Perjanjian itu diterima dalam bahasa Inggris dan tanah-tanah yang dikuasai Burgundi — sebagian besar di utara Prancis — tetapi tidak di selatan, tempat pewaris Valois ke Prancis bersekutu dengan faksi Orléans. Namun, pada Agustus 1422 Henry meninggal, dan Raja Prancis Charles VI yang gila menyusul segera sesudahnya. Akibatnya, putra Henry yang berusia sembilan bulan menjadi raja Inggris dan Prancis, meskipun dengan pengakuan sebagian besar di utara.

Joan of Arc

Bupati Henry VI memenangkan beberapa kemenangan ketika mereka bersiap untuk mendorong ke jantung Orléans, meskipun hubungan mereka dengan Burgundi telah menjadi kacau. Pada September 1428 mereka mengepung kota Orléans sendiri, tetapi mereka mengalami kemunduran ketika Earl of Salisbury yang berkuasa tewas mengamati kota itu.

Kemudian muncul kepribadian baru: Joan of Arc. Gadis petani ini tiba di pengadilan Dauphin dengan mengklaim suara mistik telah memberitahunya bahwa dia sedang dalam misi untuk membebaskan Prancis dari pasukan Inggris. Dampaknya merevitalisasi oposisi yang hampir mati, dan mereka mematahkan mengepung Orléans, mengalahkan Inggris beberapa kali dan mampu memahkotai Dauphin di katedral Rheims. Joan ditangkap dan dieksekusi oleh musuh-musuhnya, tetapi oposisi di Prancis sekarang memiliki raja baru untuk berkumpul. Setelah beberapa tahun mengalami kebuntuan, mereka bersatu di sekitar raja baru ketika Duke of Burgundy putus dengan Inggris pada 1435. Setelah Kongres Arras, mereka mengakui Charles VII sebagai raja. Banyak yang percaya bahwa Duke memutuskan Inggris tidak akan pernah benar-benar memenangkan Prancis.

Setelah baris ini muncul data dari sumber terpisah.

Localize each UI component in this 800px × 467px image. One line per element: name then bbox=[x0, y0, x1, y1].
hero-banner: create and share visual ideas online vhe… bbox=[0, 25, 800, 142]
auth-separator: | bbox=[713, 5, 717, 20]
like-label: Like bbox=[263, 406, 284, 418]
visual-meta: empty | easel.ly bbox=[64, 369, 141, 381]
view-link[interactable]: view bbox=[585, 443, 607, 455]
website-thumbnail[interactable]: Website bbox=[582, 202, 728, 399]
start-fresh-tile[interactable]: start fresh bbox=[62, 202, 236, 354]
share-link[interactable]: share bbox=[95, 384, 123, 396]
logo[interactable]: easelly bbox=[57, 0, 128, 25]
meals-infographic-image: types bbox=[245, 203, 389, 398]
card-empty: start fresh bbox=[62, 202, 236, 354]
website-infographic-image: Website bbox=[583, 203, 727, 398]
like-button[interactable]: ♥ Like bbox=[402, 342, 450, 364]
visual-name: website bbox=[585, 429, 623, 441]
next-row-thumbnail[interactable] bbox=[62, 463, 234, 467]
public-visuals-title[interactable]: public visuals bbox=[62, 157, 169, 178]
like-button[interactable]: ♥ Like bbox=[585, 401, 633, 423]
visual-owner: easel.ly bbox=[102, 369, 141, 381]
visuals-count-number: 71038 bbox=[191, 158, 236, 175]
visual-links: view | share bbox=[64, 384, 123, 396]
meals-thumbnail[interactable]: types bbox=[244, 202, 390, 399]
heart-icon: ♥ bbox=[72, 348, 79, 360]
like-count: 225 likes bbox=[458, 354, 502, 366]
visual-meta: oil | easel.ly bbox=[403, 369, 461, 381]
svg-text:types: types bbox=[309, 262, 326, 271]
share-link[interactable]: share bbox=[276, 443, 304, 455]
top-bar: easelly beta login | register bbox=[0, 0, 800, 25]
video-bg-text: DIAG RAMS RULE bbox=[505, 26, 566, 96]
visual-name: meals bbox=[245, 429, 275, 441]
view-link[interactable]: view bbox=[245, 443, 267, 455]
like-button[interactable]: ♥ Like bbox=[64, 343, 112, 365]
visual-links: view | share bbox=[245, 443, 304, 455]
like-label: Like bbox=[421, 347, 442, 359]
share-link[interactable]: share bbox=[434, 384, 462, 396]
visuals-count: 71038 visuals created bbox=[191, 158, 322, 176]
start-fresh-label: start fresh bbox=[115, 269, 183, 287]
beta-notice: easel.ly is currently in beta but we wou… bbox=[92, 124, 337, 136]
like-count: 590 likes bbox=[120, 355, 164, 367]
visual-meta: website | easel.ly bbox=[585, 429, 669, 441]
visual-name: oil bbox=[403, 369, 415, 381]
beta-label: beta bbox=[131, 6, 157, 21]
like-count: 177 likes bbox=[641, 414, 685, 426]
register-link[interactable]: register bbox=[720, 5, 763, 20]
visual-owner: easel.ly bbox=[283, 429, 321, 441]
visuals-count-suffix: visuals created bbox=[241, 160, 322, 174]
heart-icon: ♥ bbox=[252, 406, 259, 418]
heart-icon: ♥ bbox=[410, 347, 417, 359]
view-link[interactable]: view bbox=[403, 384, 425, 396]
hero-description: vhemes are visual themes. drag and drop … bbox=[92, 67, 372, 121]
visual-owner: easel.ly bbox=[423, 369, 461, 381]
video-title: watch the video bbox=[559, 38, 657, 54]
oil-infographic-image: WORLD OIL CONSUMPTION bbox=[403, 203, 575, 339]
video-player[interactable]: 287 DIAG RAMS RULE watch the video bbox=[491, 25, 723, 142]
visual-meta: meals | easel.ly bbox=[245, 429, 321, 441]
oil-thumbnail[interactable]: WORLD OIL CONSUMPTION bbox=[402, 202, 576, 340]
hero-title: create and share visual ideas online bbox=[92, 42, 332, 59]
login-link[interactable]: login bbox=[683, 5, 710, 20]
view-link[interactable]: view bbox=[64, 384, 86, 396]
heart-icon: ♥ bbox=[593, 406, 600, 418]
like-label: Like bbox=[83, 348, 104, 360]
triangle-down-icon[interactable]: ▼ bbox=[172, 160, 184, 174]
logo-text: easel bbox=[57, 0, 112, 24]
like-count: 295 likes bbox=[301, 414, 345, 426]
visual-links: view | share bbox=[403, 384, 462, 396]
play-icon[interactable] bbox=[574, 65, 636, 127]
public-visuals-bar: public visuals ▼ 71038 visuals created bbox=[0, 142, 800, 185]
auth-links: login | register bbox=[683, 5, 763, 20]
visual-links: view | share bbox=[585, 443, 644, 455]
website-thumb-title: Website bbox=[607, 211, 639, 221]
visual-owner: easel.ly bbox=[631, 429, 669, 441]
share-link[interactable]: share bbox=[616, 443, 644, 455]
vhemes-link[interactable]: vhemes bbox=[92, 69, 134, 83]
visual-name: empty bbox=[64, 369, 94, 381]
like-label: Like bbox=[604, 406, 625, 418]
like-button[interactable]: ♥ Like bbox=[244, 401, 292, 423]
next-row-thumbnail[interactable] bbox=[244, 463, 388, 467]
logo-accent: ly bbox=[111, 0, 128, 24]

Kemenangan Perancis dan Valois

Penyatuan Orléans dan Burgundy di bawah mahkota Valois membuat kemenangan Inggris sangat mustahil, tetapi perang terus berlanjut. Pertempuran dihentikan sementara pada tahun 1444 dengan gencatan senjata dan pernikahan antara Henry VI dari Inggris dan seorang putri Perancis. Ini, dan pemerintah Inggris menyerahkan Maine untuk mencapai gencatan senjata menyebabkan protes di Inggris.

Perang segera dimulai lagi ketika Inggris memecahkan gencatan senjata. Charles VII telah menggunakan perdamaian untuk mereformasi tentara Prancis, dan model baru ini membuat kemajuan besar melawan tanah Inggris di benua itu dan memenangkan Pertempuran Formigny pada tahun 1450. Pada akhir 1453, lagipula, bar tanah Inggris Calais telah direbut kembali dan takut komandan Inggris John Talbot terbunuh di Pertempuran Castillon, yang perang telah berakhir secara efektif.